The chief seems indignant at this, and with a hint of passion says something that Rhett translates as “They can’t. It’s illegal.”
“But does it happen?”
“Don’t push him,” Rhett warns.
“Clio—”
“Please ask.”
Rhett asks. The chief stares at Clio, then at Pep, and says nothing.
“Have you ever had a mother come here looking for her baby?”
The chief, hearing this, seems amazed, and laughs. He speaks with inordinate slowness, looking at Clio and then at Pep, rather than at Rhett. “No. It’s illegal. It’s all illegal. You don’t understand. These women have a problem. They want to solve their problem. They solve their problem and it is over with, and they go on with their lives. It is a relief. To find them is what you want, not what they want. They don’t want to be found. They don’t think about it, they don’t care about it. It’s over.”
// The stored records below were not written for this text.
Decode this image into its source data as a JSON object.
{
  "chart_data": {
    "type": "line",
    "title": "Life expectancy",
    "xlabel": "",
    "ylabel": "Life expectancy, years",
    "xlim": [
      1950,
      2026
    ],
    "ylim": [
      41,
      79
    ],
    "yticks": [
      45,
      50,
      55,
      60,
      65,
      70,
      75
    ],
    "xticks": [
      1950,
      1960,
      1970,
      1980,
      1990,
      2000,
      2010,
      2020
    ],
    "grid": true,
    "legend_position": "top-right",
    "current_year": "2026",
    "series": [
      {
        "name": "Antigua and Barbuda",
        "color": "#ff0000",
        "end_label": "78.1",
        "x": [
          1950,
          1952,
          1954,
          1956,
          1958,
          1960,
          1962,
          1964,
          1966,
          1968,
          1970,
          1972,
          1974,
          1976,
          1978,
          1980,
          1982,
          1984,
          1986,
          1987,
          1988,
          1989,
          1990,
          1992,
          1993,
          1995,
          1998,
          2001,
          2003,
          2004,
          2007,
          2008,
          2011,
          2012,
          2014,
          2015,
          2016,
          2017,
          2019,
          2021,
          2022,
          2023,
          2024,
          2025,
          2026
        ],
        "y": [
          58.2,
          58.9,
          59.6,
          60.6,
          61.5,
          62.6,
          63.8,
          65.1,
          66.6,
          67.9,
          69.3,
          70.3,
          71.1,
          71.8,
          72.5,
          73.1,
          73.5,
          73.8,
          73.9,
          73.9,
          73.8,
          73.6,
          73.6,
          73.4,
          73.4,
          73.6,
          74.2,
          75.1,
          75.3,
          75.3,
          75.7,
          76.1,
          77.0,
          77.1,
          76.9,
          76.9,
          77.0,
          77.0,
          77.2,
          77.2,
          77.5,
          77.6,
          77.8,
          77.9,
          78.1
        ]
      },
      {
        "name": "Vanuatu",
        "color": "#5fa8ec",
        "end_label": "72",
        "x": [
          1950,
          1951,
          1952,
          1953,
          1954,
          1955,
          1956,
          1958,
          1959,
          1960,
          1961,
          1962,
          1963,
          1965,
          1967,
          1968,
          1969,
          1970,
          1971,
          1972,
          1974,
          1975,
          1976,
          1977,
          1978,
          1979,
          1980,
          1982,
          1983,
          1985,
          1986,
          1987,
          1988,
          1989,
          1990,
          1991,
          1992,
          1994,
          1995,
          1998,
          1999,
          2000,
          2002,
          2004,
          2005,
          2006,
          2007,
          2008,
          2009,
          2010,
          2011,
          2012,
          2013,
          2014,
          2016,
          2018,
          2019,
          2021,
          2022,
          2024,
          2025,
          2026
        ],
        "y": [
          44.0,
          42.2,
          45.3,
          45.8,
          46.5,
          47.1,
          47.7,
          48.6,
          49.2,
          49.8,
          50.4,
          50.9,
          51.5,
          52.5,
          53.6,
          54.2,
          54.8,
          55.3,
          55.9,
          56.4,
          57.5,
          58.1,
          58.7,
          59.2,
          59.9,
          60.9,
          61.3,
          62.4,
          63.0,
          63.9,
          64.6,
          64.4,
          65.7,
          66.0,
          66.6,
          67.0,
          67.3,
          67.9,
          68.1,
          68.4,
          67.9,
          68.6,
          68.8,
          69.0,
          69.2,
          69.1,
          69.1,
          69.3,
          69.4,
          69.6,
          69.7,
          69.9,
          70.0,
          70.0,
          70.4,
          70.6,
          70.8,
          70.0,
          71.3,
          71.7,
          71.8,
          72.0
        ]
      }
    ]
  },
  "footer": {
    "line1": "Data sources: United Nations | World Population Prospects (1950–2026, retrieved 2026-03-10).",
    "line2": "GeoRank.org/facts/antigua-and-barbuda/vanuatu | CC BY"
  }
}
“They don’t care what happens to their babies?”
“They don’t care.”
“But... on their birthdays... these are their little girls—”
“Look,” the chief says, getting up. “They are in a terrible time in their lives. They are in pain. Some of them kill themselves. They have a problem. We solve their problem. Don’t be selfish.” He smiles, and says, “Thank you for coming to talk.”
They thank the chief for taking the time and walk out of the tiny rooms onto the veranda, blinded by the sun and heat and dust.
5
Clio steps out of the shade of the veranda into the searing heat and walks quickly through what seems like solid yellow dust toward the minibus, searching for Katie. “Where’s Katie? I don’t see her!” Her heart sinks, her ankles go all watery.
On tip-toe she looks in. Katie is lying down, curled up on the seat, asleep.
Clio looks up at the damp dusty sky and sends up a prayer of thanks to God, or to the gods. As she brings her eyes back down she sees a puzzling sight. There in a far corner of the courtyard is what looks like a pile of dirty rags, but it’s moving. She walks over, Rhett and Pep following.
As she gets closer she sees that the rags are human beings. One is a small old Chinese woman with a deeply lined and weather-beaten face, dressed in tattered clothes. She squats on her heels in the dust, staring straight ahead as if she’s blind, one hand out, palm up, begging. The palm is the same color as the rest of her skin, a dirty dark tan. It moves back and forth like a broken-down metronome, pleading. Before her, and tied to her other wrist by a bit of worn twine, is a skinny child, a toddler, still a little wobbly on his feet. The boy walks unsteadily back and forth to the limit of the twine. His face and hands and bare feet are filthy, the same yellow-tan dirt color as the old woman’s. He totters toward Clio and holds out a hand to her—even the palm is filthy. The fingers are thin as pencils, the arm hardly as thick as a broomstick. The old woman, alerted by the sharp tug on the twine, smiles—her teeth are stained almost black by a lifetime of betel chew—and starts talking to them.